Nonetheless, in what U.S. officials called an encouraging sign, a big Pashtun tribe in east Afghanistan, the Shinwari, announced it would help the Afghan government fight the Taliban.

The tribe's head, Malek Osman, said he would impose a fine on anyone in his district who worked with the Taliban, and urged one man of fighting age from each family to join the army or police.

SHIFT IN TONE, NOT POLICY

Karzai's endorsement of talks in London does not represent a change of policy: he announced last year he planned to invite Taliban leaders to the peace conference, and has repeatedly emphasized his hope they would join talks.

Previous contacts between the government and Taliban representatives have made little progress, and many regional experts say the Taliban are unlikely to offer concessions while they feel they are winning the war.

An Afghan government mediator told Reuters this week the Taliban are also likely to demand the release of prisoners and the removal of Taliban leaders from blacklists, something U.S. officials have said is out of the question.

Nevertheless, the government in Kabul and its Western backers have increasingly signaled their hope for a negotiated end to an 8-year-old war that has no pure military solution.

A United Nations official told Reuters on Thursday the U.N. envoy to Afghanistan, Kai Eide, had met representatives of the Taliban leadership in Dubai on January 8. Eide told Britain's BBC no meeting took place that day, but he would not discuss meetings that might have happened on other dates.

Eide is due to leave his post soon, and U.S. Secretary of State Hillary Clinton played down his role on Friday: "I will let him speak for himself. He's not going to be part of our efforts going forward," she told reporters in Paris.

Friday's attack in Helmand's capital, Lashkar Gah, followed an increasingly common pattern of fighters launching commando-style raids in small bands and seizing buildings in towns throughout the south and east as well as the capital Kabul.

Afghan authorities said two suicide bombers blew themselves up, wounding four policemen, and gunmen later spent the day holed up in a commercial building repelling a siege with heavy machine guns and rocket-propelled grenades, before they were overpowered.
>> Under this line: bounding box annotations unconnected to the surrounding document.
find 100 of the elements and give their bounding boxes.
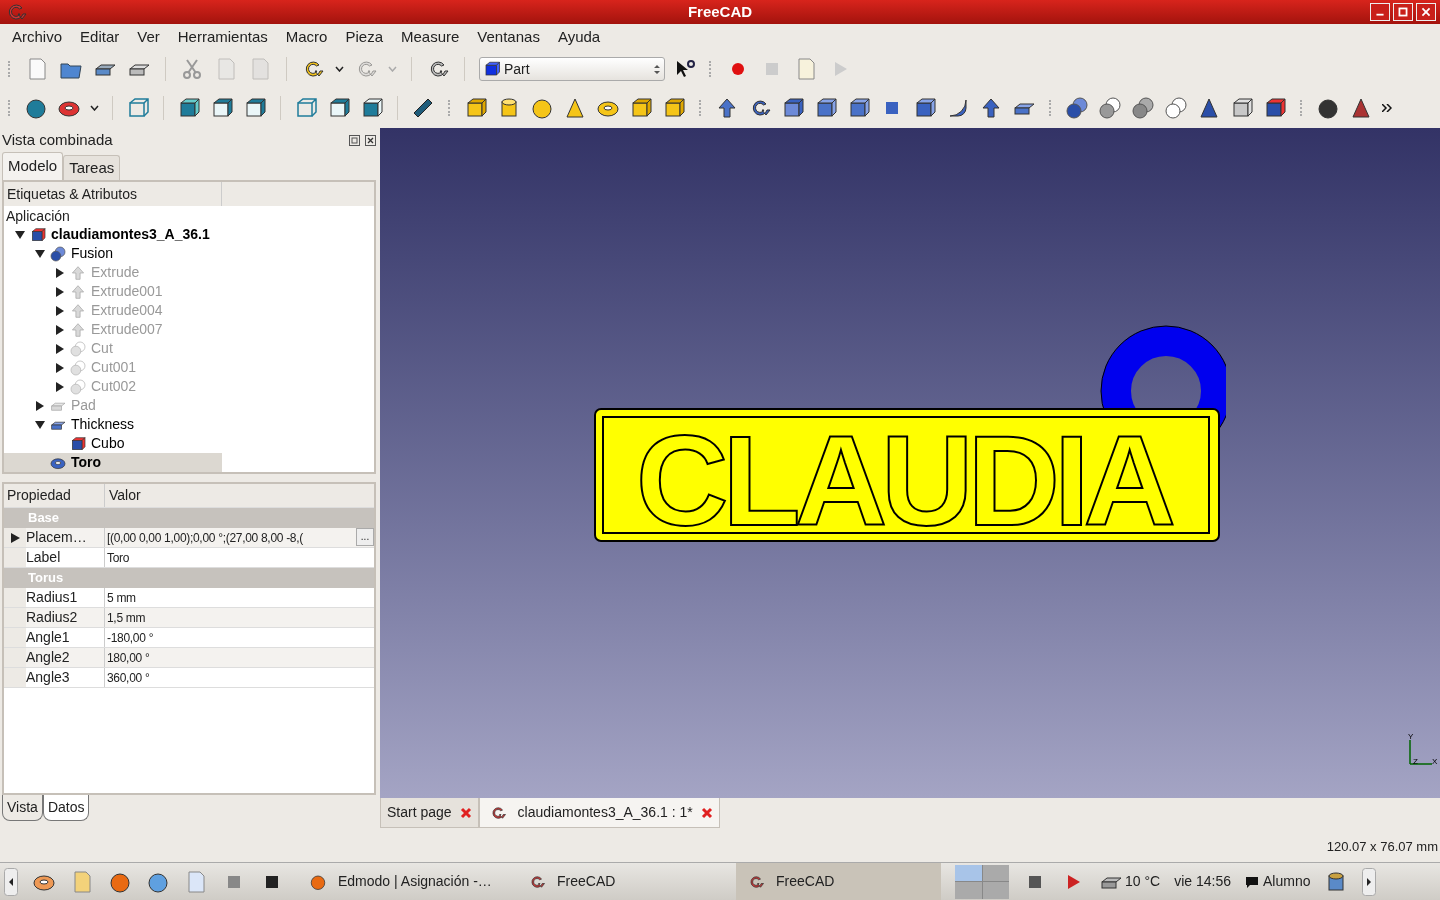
tree-item[interactable]: Thickness [4,415,222,434]
expand-arrow-icon[interactable] [10,532,20,543]
property-name: Angle2 [26,648,105,667]
property-name: Angle1 [26,628,105,647]
float-icon[interactable] [349,134,360,146]
whats-this-icon[interactable] [675,59,695,79]
panel-tab[interactable]: Tareas [63,155,121,180]
fusion-icon[interactable] [49,245,67,262]
window-title: FreeCAD [687,1,753,22]
collapse-arrow-icon[interactable] [35,419,45,430]
tree-item-label: claudiamontes3_A_36.1 [51,225,210,244]
union-icon[interactable] [1065,96,1089,120]
menu-item[interactable]: Macro [276,25,337,49]
panel-title: Vista combinada [2,129,113,150]
column-header: Etiquetas & Atributos [4,182,222,206]
left-view-icon[interactable] [360,96,384,120]
scroll-left-button[interactable] [4,867,18,896]
property-value[interactable]: [(0,00 0,00 1,00);0,00 °;(27,00 8,00 -8,( [105,528,356,547]
top-view-icon[interactable] [210,96,234,120]
taskbar-window[interactable]: Edmodo | Asignación -… [298,862,503,900]
menu-item[interactable]: Ayuda [548,25,610,49]
document-tab[interactable]: Start page [380,798,479,828]
box-icon[interactable] [464,96,488,120]
tree-item[interactable]: Toro [4,453,222,472]
property-group: Base [4,508,374,528]
panel-tab[interactable]: Modelo [2,152,64,180]
menu-item[interactable]: Archivo [3,25,72,49]
property-name: Placem… [26,528,105,547]
rear-view-icon[interactable] [294,96,318,120]
panel-tab[interactable]: Datos [42,795,90,821]
property-value[interactable]: 360,00 ° [105,668,374,687]
isometric-view-icon[interactable] [126,96,150,120]
tree-item-label: Toro [71,453,102,472]
collapse-arrow-icon[interactable] [35,248,45,259]
tree-item-label: Cubo [91,434,125,453]
chat-icon[interactable] [1245,874,1259,889]
tree-item[interactable]: claudiamontes3_A_36.1 [4,225,222,244]
more-icon[interactable] [1382,104,1392,112]
tree-item-label: Extrude001 [91,282,163,301]
workbench-value: Part [504,59,530,79]
tree-item-label: Extrude004 [91,301,163,320]
tree-root-label: Aplicación [5,207,71,225]
tree-item-label: Cut [91,339,113,358]
cube-icon[interactable] [69,435,87,452]
tree-item-label: Pad [71,396,96,415]
menu-item[interactable]: Ver [128,25,169,49]
tree-item-label: Cut002 [91,377,137,396]
column-header: Propiedad [4,484,105,507]
edit-button[interactable]: ... [356,528,374,546]
workspace-switcher[interactable] [955,864,1009,899]
dropdown-arrow-icon [654,64,660,74]
collapse-arrow-icon[interactable] [15,229,25,240]
property-value[interactable]: 5 mm [105,588,374,607]
property-name: Radius1 [26,588,105,607]
property-value[interactable]: 180,00 ° [105,648,374,667]
menu-item[interactable]: Editar [71,25,129,49]
extrude-icon[interactable] [715,96,739,120]
cone-icon[interactable] [563,96,587,120]
taskbar-window[interactable]: FreeCAD [736,862,941,900]
property-value[interactable]: 1,5 mm [105,608,374,627]
scroll-right-button[interactable] [1362,867,1377,896]
close-icon[interactable] [365,134,376,146]
menu-item[interactable]: Pieza [336,25,392,49]
menu-item[interactable]: Herramientas [168,25,277,49]
tree-item-label: Thickness [71,415,135,434]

"Five attackers were killed by Afghan security forces and the operation is now over," Afghan Army General Sher Mohammad Zazai told Reuters near nightfall. Full details of other casualties were not immediately released.

NATO spokesman Lieutenant Nico Melendez said international forces had provided backup with attack helicopters.

Taliban spokesman Yousuf said seven suicide bombers were involved in the attack at three sites in the city. Helmand has seen the heaviest fighting of the war, with about 20,000 foreign troops, roughly half British and half American.

Some 110,000 troops are in Afghanistan, including 70,000 Americans, struggling to turn the tide on an insurgency which killed record numbers of civilians and foreign troops in 2009.

U.S. President Barack Obama has said U.S. troops will start withdrawing from Afghanistan in July 2011, and Karzai has said Afghan security forces will be prepared to start taking over security in some provinces a few months earlier.